Spanish infrastructure and utilities company Acciona announced on Thursday that it has a pilot project to extract high-value minerals from seawater brine in partnership with Barcelona-based LEITAT Technology Centre.

According to a company statement, the MINERALS project will address the development and validation, at pilot scale, of advanced technologies for the selective extraction of high-value elements from the brine created in the seawater reverse osmosis (SWRO) desalination process.

The technologies include liquid membranes based on the incorporation of ionic liquids and extractants into a polymer matrix, nano-fibre adsorbents based on the incorporation of selective nanoparticles, and precipitation processes.

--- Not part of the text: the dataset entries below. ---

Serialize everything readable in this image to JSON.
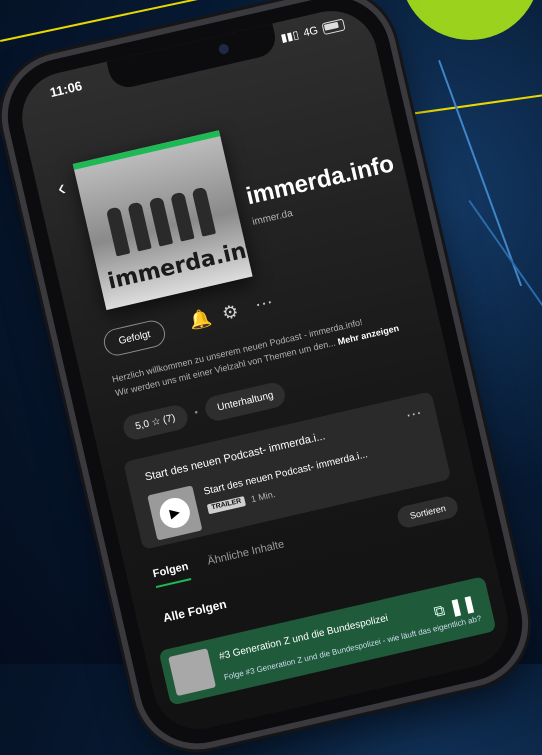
{
  "status": {
    "time": "11:06",
    "network": "4G"
  },
  "podcast": {
    "title": "immerda.info",
    "author": "immer.da",
    "cover_text": "immerda.info",
    "follow_label": "Gefolgt",
    "description": "Herzlich willkommen zu unserem neuen Podcast - immerda.info!",
    "description_line2": "Wir werden uns mit einer Vielzahl von Themen um den...",
    "more_label": "Mehr anzeigen",
    "rating": "5,0 ☆",
    "rating_count": "(7)",
    "category": "Unterhaltung"
  },
  "featured": {
    "title": "Start des neuen Podcast- immerda.i...",
    "badge": "TRAILER",
    "duration": "1 Min."
  },
  "tabs": [
    {
      "label": "Folgen",
      "active": true
    },
    {
      "label": "Ähnliche Inhalte",
      "active": false
    }
  ],
  "sort_label": "Sortieren",
  "section_title": "Alle Folgen",
  "player": {
    "title": "#3 Generation Z und die Bundespolizei",
    "subtitle": "Folge #3 Generation Z und die Bundespolizei - wie läuft das eigentlich ab?"
  },
  "colors": {
    "accent": "#1db954",
    "player_bg": "#1f5a3a"
  },
  "icons": [
    "back-arrow-icon",
    "bell-icon",
    "settings-icon",
    "more-icon",
    "play-icon",
    "devices-icon",
    "pause-icon"
  ]
}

The main expected impact of the project, which will be located on the site of an existing SWRO plant, is the extraction of elements with an efficiency of over 90 percent in the case of monovalent ions (lithium, rubidium, boron); over 65 percent for calcium; over 80 percent for magnesium and over 70 percent for potassium, always in relation to the concentration of seawater brine.

The European Commission has classified magnesium, calcium, potassium, lithium, rubidium or boron as critical raw materials, so their extraction from seawater could become a feasible and sustainable alternative to the problem of shortages of certain elements.

ACCIONA said it will undertake the design, construction and commissioning of the pilot plant that will integrate the processes developed for the selective extraction of target elements from brine, minority ones such as lithium, rubidium and boron and high-value majority elements such as calcium and magnesium.

For a medium-sized SWRO plant with an output of 200,000 m3/day, the extraction of these target elements could mean significant additional income, as well as bringing the desalination process closer to the principles of the circular economy, the press statement noted.

In the Middle East, Saudi Arabia's Saline Water Conversion Corporation (SWCC), which operates desalination plants in the Kingdom, has signed several agreements to convert brine waste stream into useful chemicals and salts for Saudi industries. Extraction of valuable minerals from brine is expected to contribute 1.5 billion riyals ($400 million) annually to the Kingdom’s GDP by 2030.